Wang Zixiao, Sun Lili, Xu Yu, Huang Jing, Yang Fang, Chang Yu
Department of Pharmacy, Honghui Hospital, Xi'an Jiaotong University, Xi'an, 710054, China.
Department of Pharmacy, The First Affiliated Hospital of Xi'an Jiaotong University, Xi'an, 710061, China.
J Transl Med. 2024 Dec 3;22(1):1097. doi: 10.1186/s12967-024-05893-2.

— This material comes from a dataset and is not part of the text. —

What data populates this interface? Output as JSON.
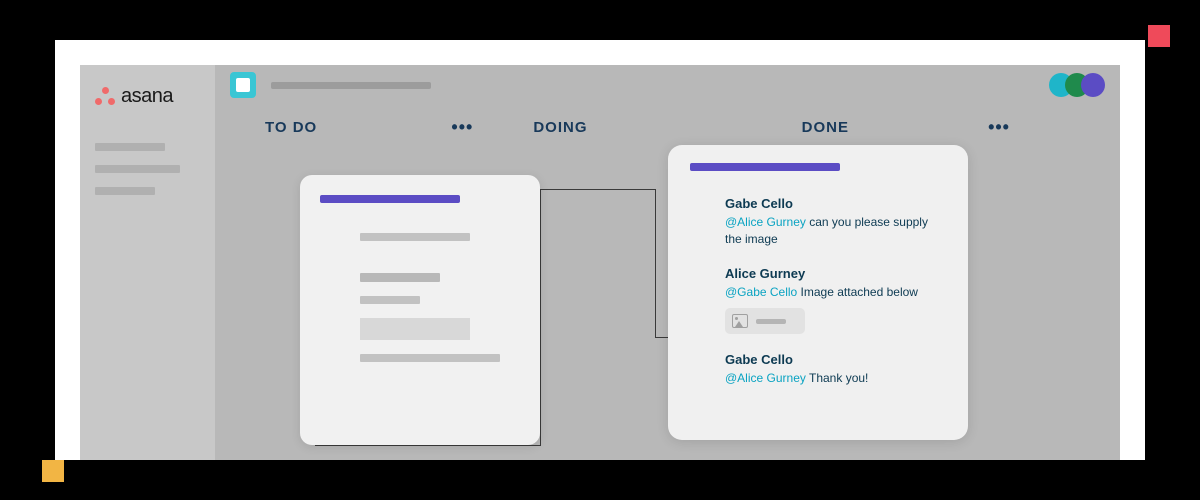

Despite the proven inhibitory effects of drugs targeting vascular endothelial growth factor receptor 2 (VEGFR2) on solid tumors, including non-small cell lung cancer (NSCLC), the development of anti-NSCLC drugs solely targeting VEGFR2 still faces risks such as off-target effects and limited efficacy. This study aims to develop a novel fingerprint-enhanced graph attention convolutional network (FnGATGCN) model for predicting the activity of anti-NSCLC drugs. Employing a multimodal fusion strategy, the model integrates a feature extraction layer that comprises molecular graph feature extraction and molecular fingerprint feature extraction. The performance evaluation results indicate that the model exhibits high accuracy and stability in predicting activity. Moreover, we explored the relationship between molecular features and biological activity through visualization analysis, thus improving the interpretability of the approach. Utilizing this model, we screened the ZINC database and conducted high-precision molecular docking, leading to the identification of 11 potential active molecules. Subsequently, molecular dynamics simulations and free energy calculations were performed. The results demonstrate that all 11 aforementioned molecules can stably bind to VEGFR2 under dynamic conditions. Among the short-listed compounds, the top six exhibited satisfactory inhibitory activity against VEGFR2 and A549 cells. Especially, compound Z-3 displayed VEGFR2 inhibitory with IC values of 0.88 μM, and anti-proliferative activity against A549 cells with IC values of 4.23 ± 0.45 μM. This approach combines the advantages of target-based and phenotype-based screening, facilitating the rapid and efficient identification of candidate compounds with dual activity against VEGFR2 and A549 cell lines. It provides new insights and methods for the development of anti-NSCLC drugs. Furthermore, further biological activity tests revealed that Z1-Z3 and Z6 manifested relatively strong antiproliferative activities against NCI-H23 and NCI-H460, and relatively low toxicity towards GES-1. The hit compounds were promising candidates for the further development of novel VEGFR2 inhibitors against NSCLC.
尽管靶向血管内皮生长因子受体2(VEGFR2)的药物对实体瘤(包括非小细胞肺癌(NSCLC))具有已证实的抑制作用,但仅靶向VEGFR2的抗NSCLC药物的开发仍面临诸如脱靶效应和疗效有限等风险。本研究旨在开发一种新型指纹增强图注意力卷积网络(FnGATGCN)模型,用于预测抗NSCLC药物的活性。该模型采用多模态融合策略,集成了一个特征提取层,该层包括分子图特征提取和分子指纹特征提取。性能评估结果表明,该模型在预测活性方面表现出高精度和稳定性。此外,我们通过可视化分析探索了分子特征与生物活性之间的关系,从而提高了该方法的可解释性。利用该模型,我们筛选了ZINC数据库并进行了高精度分子对接,从而鉴定出11种潜在的活性分子。随后,进行了分子动力学模拟和自由能计算。结果表明,上述11种分子在动态条件下均可与VEGFR2稳定结合。在入围的化合物中,前六种对VEGFR2和A549细胞表现出令人满意的抑制活性。特别是,化合物Z-3对VEGFR2的抑制IC值为0.88 μM,对A549细胞的抗增殖活性IC值为4.23±0.45 μM。这种方法结合了基于靶点和基于表型筛选的优点,有助于快速有效地鉴定对VEGFR2和A549细胞系具有双重活性的候选化合物。它为抗NSCLC药物的开发提供了新的见解和方法。此外,进一步的生物活性测试表明,Z1-Z3和Z6对NCI-H23和NCI-H460表现出相对较强的抗增殖活性,对GES-1的毒性相对较低。这些命中化合物是进一步开发新型抗NSCLC的VEGFR2抑制剂的有前途的候选物。